This Thursday afternoon Playa Viva’s long, bocote-wood dining table sat 20 plus community members who all enjoyed organic pesto pizza, refreshing lemon-basil water, fresh salads and engaged in a discussion about community supported agriculture.
In the past week, Playa Viva launched its new community supported agriculture (CSA) program, Canasta Viva, and we invited community members to join us for lunch, a tour of the local, certified organic farm and learn more about the CSA.
As part of Playa Viva’s mission to support the local community, we’ve partnered with Francisco “Paco” Chavez, a local farmer, who for the past four years has been operating a certified organic basil farm in Julachuca. Paco’s farm is part of an organic coop, La Costa Organica, which exports a tremendous amount of organic basil to the US, but Paco and other local farmers have a dream of creating a local market for organics and reducing dependency on exportation.
Paco came to us with this dream and we told him about the CSA model, used successfully throughout the US, wherein community members pay farmers directly to receive weekly deliveries of their harvest. Paco hit the ground running with this concept and immediately began diversifying his farm by clearing beds and planting seeds that will produce the first 50 “canastas”, or baskets, of organic produce.
We in turn hit the ground running to inform the community, and in only one week the response has been wonderful. After questions and suggestions regarding the CSA in our community, the majority of the table signed up for weekly canasta deliveries straight from Paco’s farm.
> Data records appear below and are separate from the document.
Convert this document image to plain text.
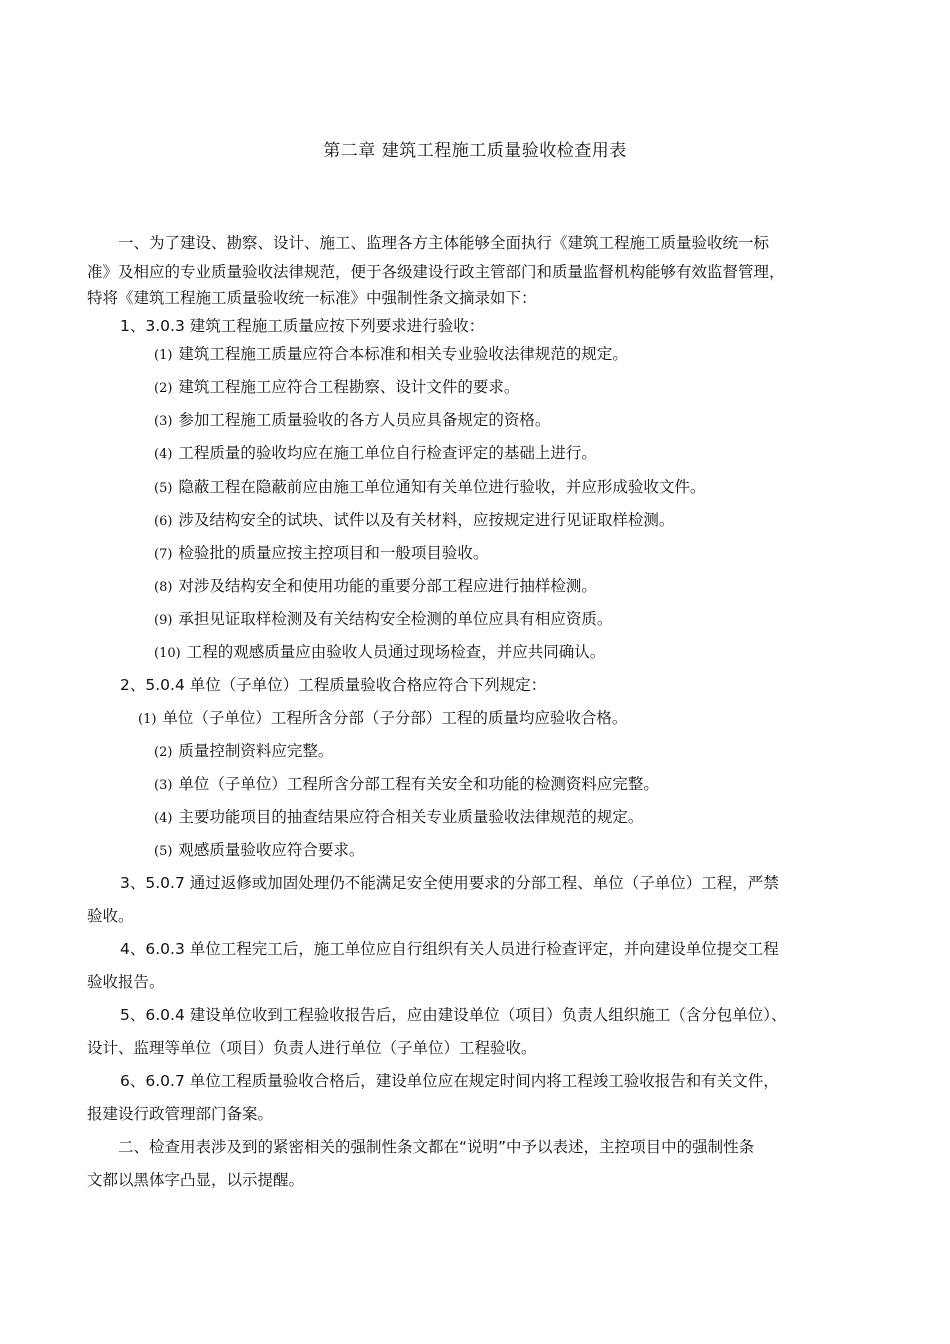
第二章 建筑工程施工质量验收检查用表
一、为了建设、勘察、设计、施工、监理各方主体能够全面执行《建筑工程施工质量验收统一标
准》及相应的专业质量验收法律规范，便于各级建设行政主管部门和质量监督机构能够有效监督管理，
特将《建筑工程施工质量验收统一标准》中强制性条文摘录如下：
1、3.0.3 建筑工程施工质量应按下列要求进行验收：
(1) 建筑工程施工质量应符合本标准和相关专业验收法律规范的规定。
(2) 建筑工程施工应符合工程勘察、设计文件的要求。
(3) 参加工程施工质量验收的各方人员应具备规定的资格。
(4) 工程质量的验收均应在施工单位自行检查评定的基础上进行。
(5) 隐蔽工程在隐蔽前应由施工单位通知有关单位进行验收，并应形成验收文件。
(6) 涉及结构安全的试块、试件以及有关材料，应按规定进行见证取样检测。
(7) 检验批的质量应按主控项目和一般项目验收。
(8) 对涉及结构安全和使用功能的重要分部工程应进行抽样检测。
(9) 承担见证取样检测及有关结构安全检测的单位应具有相应资质。
(10) 工程的观感质量应由验收人员通过现场检查，并应共同确认。
2、5.0.4 单位（子单位）工程质量验收合格应符合下列规定：
(1) 单位（子单位）工程所含分部（子分部）工程的质量均应验收合格。
(2) 质量控制资料应完整。
(3) 单位（子单位）工程所含分部工程有关安全和功能的检测资料应完整。
(4) 主要功能项目的抽查结果应符合相关专业质量验收法律规范的规定。
(5) 观感质量验收应符合要求。
3、5.0.7 通过返修或加固处理仍不能满足安全使用要求的分部工程、单位（子单位）工程，严禁
验收。
4、6.0.3 单位工程完工后，施工单位应自行组织有关人员进行检查评定，并向建设单位提交工程
验收报告。
5、6.0.4 建设单位收到工程验收报告后，应由建设单位（项目）负责人组织施工（含分包单位）、
设计、监理等单位（项目）负责人进行单位（子单位）工程验收。
6、6.0.7 单位工程质量验收合格后，建设单位应在规定时间内将工程竣工验收报告和有关文件，
报建设行政管理部门备案。
二、检查用表涉及到的紧密相关的强制性条文都在“说明”中予以表述，主控项目中的强制性条
文都以黑体字凸显，以示提醒。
But being part of a CSA and supporting organics means more than just signing up, it means really knowing where your food comes from. So the whole group followed Paco down the road to his farm and learned about the legumes he plants to fix nitrogen in the soil, standards for picking and packing the basal, monthly water quality testing, the use of neem trees to keep insects away and making natural mineral fertilizers.
I stopped at one point to look closer at some beans planted next to the lemon trees and the group passed me. When I looked up I saw Paco’s father stooping to inspect the soil with a resident of nearby Bara de Potosi, Paco handing lemons to two smiling women in sun hats and David pointing out over the land to the group of people talking with him nodding and pointing too. This, I thought, is truly a community experience.